Récemment, un ami me racontait qu’un infirmier se promenant à vélo a rencontré un des pensionnaires du home où il travaillait. Ce pensionnaire atteint de syndrome démentiel s’était rendu à la ducasse locale et ne savait plus où il était. Son infirmier l’a reconduit à la maison de retraite située à plusieurs kilomètres.
L’escapade se termine bien pour ce pensionnaire de home.
Un tour de carrousel à Honfleur.
Ce n’est pas toujours le cas: les membres d’une famille ont déposé plainte contre une maison de repos pour abstention coupable de porter secours, après la fugue d’une de leurs parentes qui y était pensionnaire et dont ils sont sans nouvelle.
Les maisons de repos connaissent régulièrement le problème de la fugue, c’est-à- dire «le départ de la personne âgée de son lieu de vie ou de soin habituel sans que l’entourage en soit averti ».
L’errance ou la déambulation, la fugue accompagnent la maladie d’Alzheimer, mais aussi d’autres types de démences.
Avec la perturbation des fonctions intellectuelles dues à la maladie, le sens de l’orientation se dégrade et la mémoire est affectée.
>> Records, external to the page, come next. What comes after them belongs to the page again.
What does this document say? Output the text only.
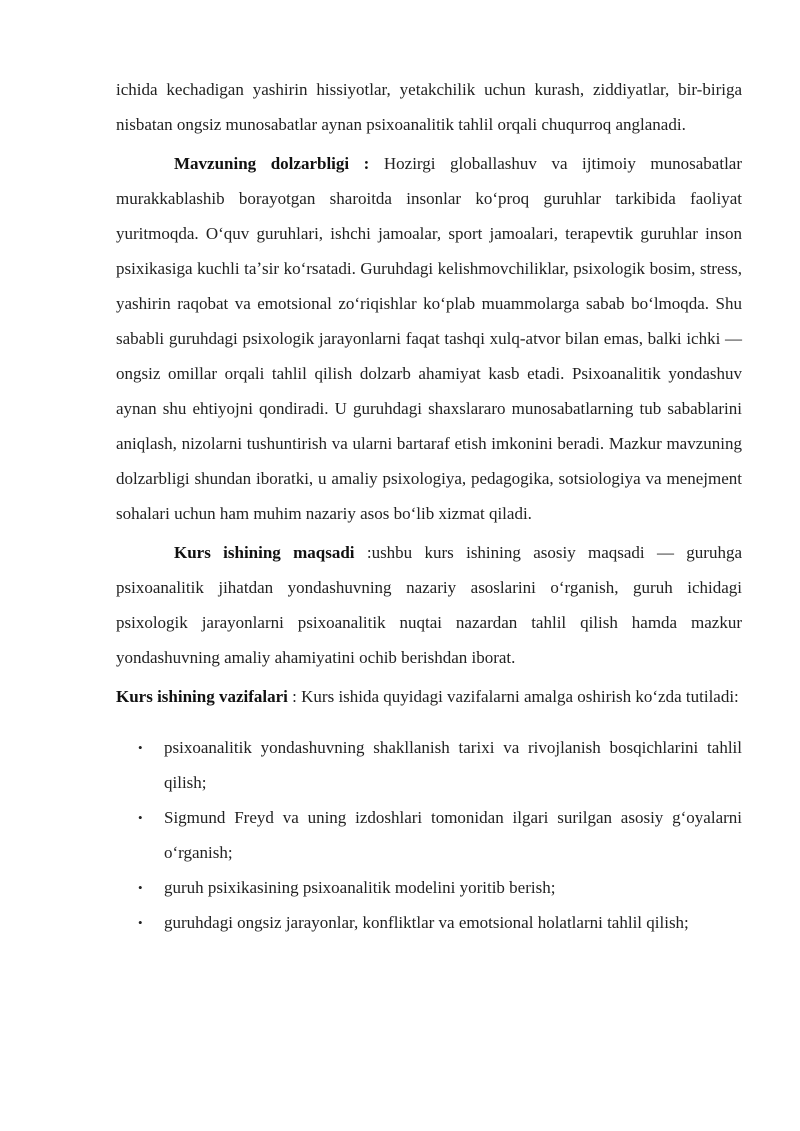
ichida kechadigan yashirin hissiyotlar, yetakchilik uchun kurash, ziddiyatlar, bir-biriga nisbatan ongsiz munosabatlar aynan psixoanalitik tahlil orqali chuqurroq anglanadi.

Mavzuning dolzarbligi : Hozirgi globallashuv va ijtimoiy munosabatlar murakkablashib borayotgan sharoitda insonlar koʻproq guruhlar tarkibida faoliyat yuritmoqda. Oʻquv guruhlari, ishchi jamoalar, sport jamoalari, terapevtik guruhlar inson psixikasiga kuchli taʼsir koʻrsatadi. Guruhdagi kelishmovchiliklar, psixologik bosim, stress, yashirin raqobat va emotsional zoʻriqishlar koʻplab muammolarga sabab boʻlmoqda. Shu sababli guruhdagi psixologik jarayonlarni faqat tashqi xulq-atvor bilan emas, balki ichki — ongsiz omillar orqali tahlil qilish dolzarb ahamiyat kasb etadi. Psixoanalitik yondashuv aynan shu ehtiyojni qondiradi. U guruhdagi shaxslararo munosabatlarning tub sabablarini aniqlash, nizolarni tushuntirish va ularni bartaraf etish imkonini beradi. Mazkur mavzuning dolzarbligi shundan iboratki, u amaliy psixologiya, pedagogika, sotsiologiya va menejment sohalari uchun ham muhim nazariy asos boʻlib xizmat qiladi.

Kurs ishining maqsadi :ushbu kurs ishining asosiy maqsadi — guruhga psixoanalitik jihatdan yondashuvning nazariy asoslarini oʻrganish, guruh ichidagi psixologik jarayonlarni psixoanalitik nuqtai nazardan tahlil qilish hamda mazkur yondashuvning amaliy ahamiyatini ochib berishdan iborat.

Kurs ishining vazifalari : Kurs ishida quyidagi vazifalarni amalga oshirish koʻzda tutiladi:

• psixoanalitik yondashuvning shakllanish tarixi va rivojlanish bosqichlarini tahlil qilish;
• Sigmund Freyd va uning izdoshlari tomonidan ilgari surilgan asosiy gʻoyalarni oʻrganish;
• guruh psixikasining psixoanalitik modelini yoritib berish;
• guruhdagi ongsiz jarayonlar, konfliktlar va emotsional holatlarni tahlil qilish;
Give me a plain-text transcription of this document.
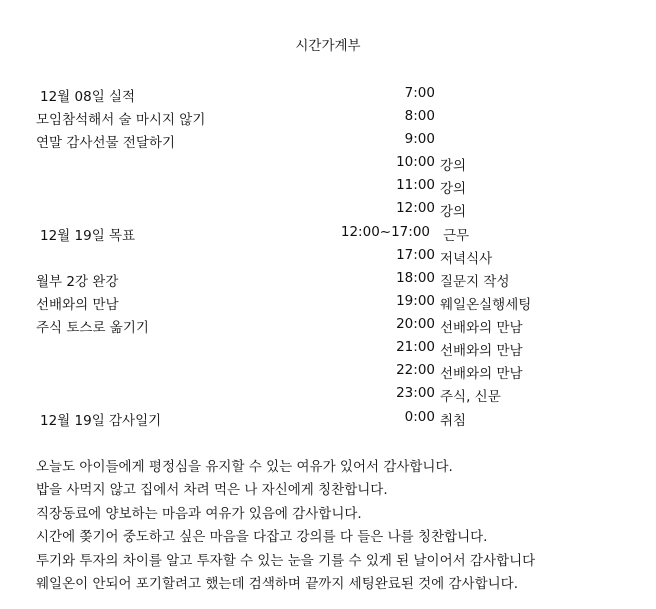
시간가계부
12월 08일 실적
모임참석해서 술 마시지 않기
연말 감사선물 전달하기
12월 19일 목표
월부 2강 완강
선배와의 만남
주식 토스로 옮기기
12월 19일 감사일기
7:00
8:00
9:00
10:00
11:00
12:00
12:00~17:00
17:00
18:00
19:00
20:00
21:00
22:00
23:00
0:00
강의
강의
강의
근무
저녁식사
질문지 작성
웨일온실행세팅
선배와의 만남
선배와의 만남
선배와의 만남
주식, 신문
취침
오늘도 아이들에게 평정심을 유지할 수 있는 여유가 있어서 감사합니다.
밥을 사먹지 않고 집에서 차려 먹은 나 자신에게 칭찬합니다.
직장동료에 양보하는 마음과 여유가 있음에 감사합니다.
시간에 쫒기어 중도하고 싶은 마음을 다잡고 강의를 다 들은 나를 칭찬합니다.
투기와 투자의 차이를 알고 투자할 수 있는 눈을 기를 수 있게 된 날이어서 감사합니다
웨일온이 안되어 포기할려고 했는데 검색하며 끝까지 세팅완료된 것에 감사합니다.
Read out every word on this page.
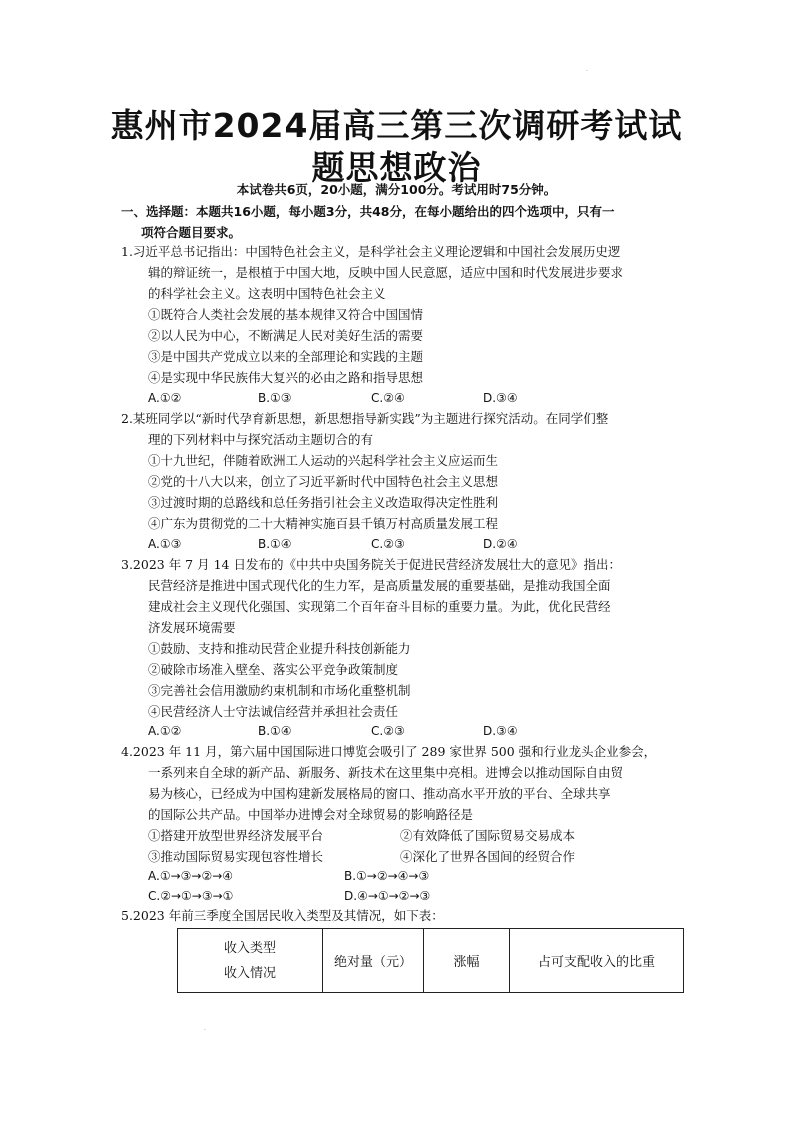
.
惠州市2024届高三第三次调研考试试
题思想政治
本试卷共6页，20小题，满分100分。考试用时75分钟。
一、选择题：本题共16小题，每小题3分，共48分，在每小题给出的四个选项中，只有一
项符合题目要求。
1.习近平总书记指出：中国特色社会主义，是科学社会主义理论逻辑和中国社会发展历史逻
辑的辩证统一，是根植于中国大地，反映中国人民意愿，适应中国和时代发展进步要求
的科学社会主义。这表明中国特色社会主义
①既符合人类社会发展的基本规律又符合中国国情
②以人民为中心，不断满足人民对美好生活的需要
③是中国共产党成立以来的全部理论和实践的主题
④是实现中华民族伟大复兴的必由之路和指导思想
A.①②	B.①③	C.②④	D.③④
2.某班同学以“新时代孕育新思想，新思想指导新实践”为主题进行探究活动。在同学们整
理的下列材料中与探究活动主题切合的有
①十九世纪，伴随着欧洲工人运动的兴起科学社会主义应运而生
②党的十八大以来，创立了习近平新时代中国特色社会主义思想
③过渡时期的总路线和总任务指引社会主义改造取得决定性胜利
④广东为贯彻党的二十大精神实施百县千镇万村高质量发展工程
A.①③	B.①④	C.②③	D.②④
3.2023 年 7 月 14 日发布的《中共中央国务院关于促进民营经济发展壮大的意见》指出：
民营经济是推进中国式现代化的生力军，是高质量发展的重要基础，是推动我国全面
建成社会主义现代化强国、实现第二个百年奋斗目标的重要力量。为此，优化民营经
济发展环境需要
①鼓励、支持和推动民营企业提升科技创新能力
②破除市场准入壁垒、落实公平竞争政策制度
③完善社会信用激励约束机制和市场化重整机制
④民营经济人士守法诚信经营并承担社会责任
A.①②	B.①④	C.②③	D.③④
4.2023 年 11 月，第六届中国国际进口博览会吸引了 289 家世界 500 强和行业龙头企业参会，
一系列来自全球的新产品、新服务、新技术在这里集中亮相。进博会以推动国际自由贸
易为核心，已经成为中国构建新发展格局的窗口、推动高水平开放的平台、全球共享
的国际公共产品。中国举办进博会对全球贸易的影响路径是
①搭建开放型世界经济发展平台	②有效降低了国际贸易交易成本
③推动国际贸易实现包容性增长	④深化了世界各国间的经贸合作
A.①→③→②→④	B.①→②→④→③
C.②→①→③→①	D.④→①→②→③
5.2023 年前三季度全国居民收入类型及其情况，如下表：
收入类型
收入情况
	绝对量（元）	涨幅	占可支配收入的比重
.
Les désirs de l’individu persistent eux longtemps: désir de rendre visite à un proche, de revoir sa maison, d’aller au cimetière sur la tombe du conjoint, de se promener… et sont suffisants pour provoquer l’impulsion du départ, même si ensuite la raison initiale est vite oubliée par le malade. D’autre part, les facultés des pensionnaires désœuvrés leur laissent tout loisir d’observer les failles de leur environnement, les habitudes des soignants et de les exploiter naturellement ou même par ruses pour se glisser dehors.
La disparition crée un malaise chez les soignants. Une surveillance continuelle de chaque résidant est impossible. Les familles plongent dans l’inquiétude et le reproche envers la résidence et leur propre culpabilité. Cette situation est vécue comme un échec.
Outre la douleur si la personne n’est pas retrouvée, il y a aussi pour la famille des conséquences juridiques pesantes liées à cette absence. Dans l’incertitude quant à la vie ou à la mort de la personne, le Code civil (articles 112 à 125 du Code civil) organise deux procédures judiciaires qui conduiront à placer sous administration les biens de la personne absente, voire, à terme, à lui reconnaître, par assimilation, le statut de personne décédée.
Au sein de la structure familiale, les fuites et disparitions de seniors existent aussi et ce, même lorsque l’annonce de la maladie est relativement récente. La mémoire à court terme chez les malades d’Alzheimer est la première à être touchée. Il peut arriver assez vite que le proche souffre d’absences temporaires et ne sache plus où il est. Cette période est éprouvante pour les proches: une minute de relâchement d’attention de la surveillance peut avoir de graves conséquences.
Depuis quelques années, de nouvelles situations tragiques des seniors en phase de maladie débutante qui ont disparu lors de vacances à l’étranger alors qu’ils étaient entourés de leur famille ou insérés dans un groupe sont relatées. Les recherches pour les retrouver sont compliquées, la langue et l’environnement inconnus perturbant encore plus le senior égaré.
Même si l’accord du médecin est obtenu pour un départ à l’étranger avec un senior vulnérable, l’organisation est cruciale. Plus que jamais pour un séjour à l’étranger avec une personne atteinte de troubles cognitifs, il faut prendre la mesure de la surveillance et de l’encadrement nécessaire suivant le lieu, le type de séjour (calme ou dense), du nombre d’accompagnants et de la fatigue éventuelle des uns et des autres. Même avec les nouveaux moyens techniques appropriés, les conseils simples de vigilance doivent être appliqués et cumulés: marquer nominativement les vêtements de la personne, indiquer sur les vêtements un n° de téléphone, inciter le senior au port d’une gourmette ou d’un bijou d’identité, munir le senior d’une carte d’identification avec lieu de séjour…Les accompagnants ou responsables devraient toujours disposer d’une photo récente de la personne vulnérable.